After failing to get reconsideration of said order, the twenty-one (21) substituted heirs, on April 25, 1966, filed with Us the
present special civil action for certiorari with preliminary injunction to assail the order to pay the debts of the estate with the
P41,184.00 proceeds of the sale of Lot 6; and to question Br. II's (probate court) power to dispose of the parcels of land
involved in the reconveyance suit in Br. I.
Raised are these issues: (1) Are the parcels of land and the proceeds of the sale of one of them, properties of the estate or not?
(2) Does final judgment in the reconveyance suit in favor of the twenty-one so-called heirs who substituted Celestino Salvador,
bar the disposition of the reconveyed properties by the settlement court?
It is a settled point of law that the right of heirs to specific, distributive shares of inheritance does not become finally
determinable until all the debts of the estate are paid. Until then, in the face of said claims, their rights cannot be enforced, are
inchoate, and subject to the existence of a residue after payment of the debts (Castellvi de Raquiza v. Castellvi, L-17630,
October 31, 1963; Jimoga-on v. Belmonte, 84 Phil. 545; Sec. 1, Rule 90, Rules of Court).

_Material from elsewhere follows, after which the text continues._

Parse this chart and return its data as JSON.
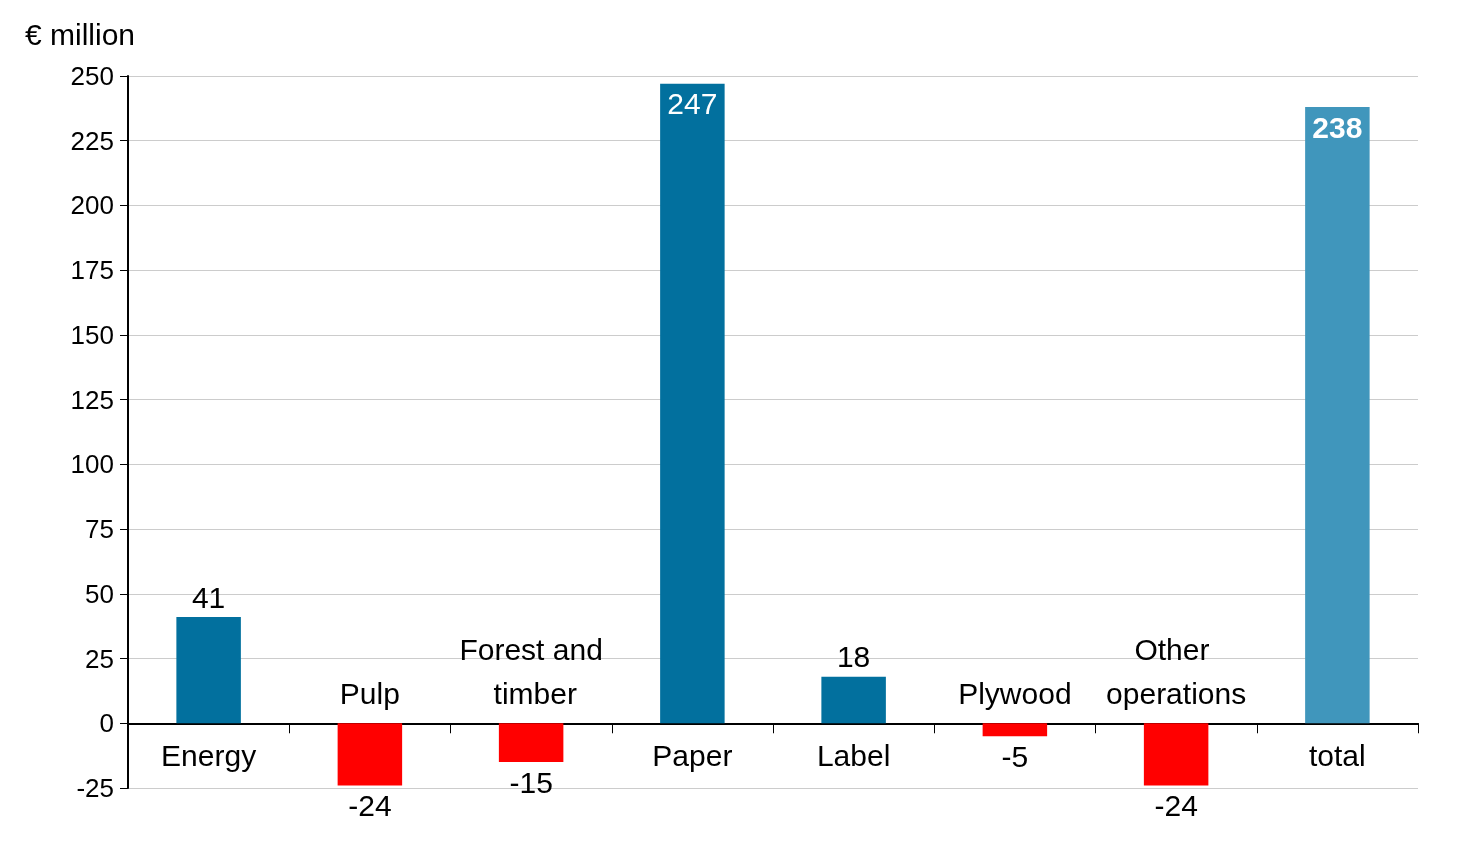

Petitioners do not question the existence of the debts abovementioned. They only contend that the properties involved having
been ordered by final judgment reconveyed to them, not to the estate the same are not properties of the estate but their own,
and thus, not liable for debts of the estate.
Said contention is self-refuting. Petitioners rely for their rights on their alleged character as heirs of Celestino; as such, they
were substituted in the reconveyance case; the reconveyance to them was reconveyance to them as heirs of Celestino Salvador.
It follows that the properties they claim are, even by their own reasoning, part of Celestino's estate. The right thereto as
allegedly his heirs would arise only if said parcels of land are part of the estate of Celestino, not otherwise. Their having
received the same, therefore, in the reconveyance action, was perforce in trust for the estate, subject to its obligations. They
cannot distribute said properties among themselves as substituted heirs without the debts of the estate being first satisfied.
At any rate, the proceeds of Lot 6 alone (P41,184.00) appears more than sufficient to pay the debt (P38,872.58); and there will
remain the other parcels of land not sold. As to the question of who will receive how much as heirs, the same is properly
determinable by the settlement court, after payment of the debts (Pimentel v. Palanca, 5 Phil. 436; Maningat v. Castillo, 75 Phil.
532; Jimoga-on v. Belmonte, supra).
Wherefore, the petition for certiorari is denied, without costs. So ordered.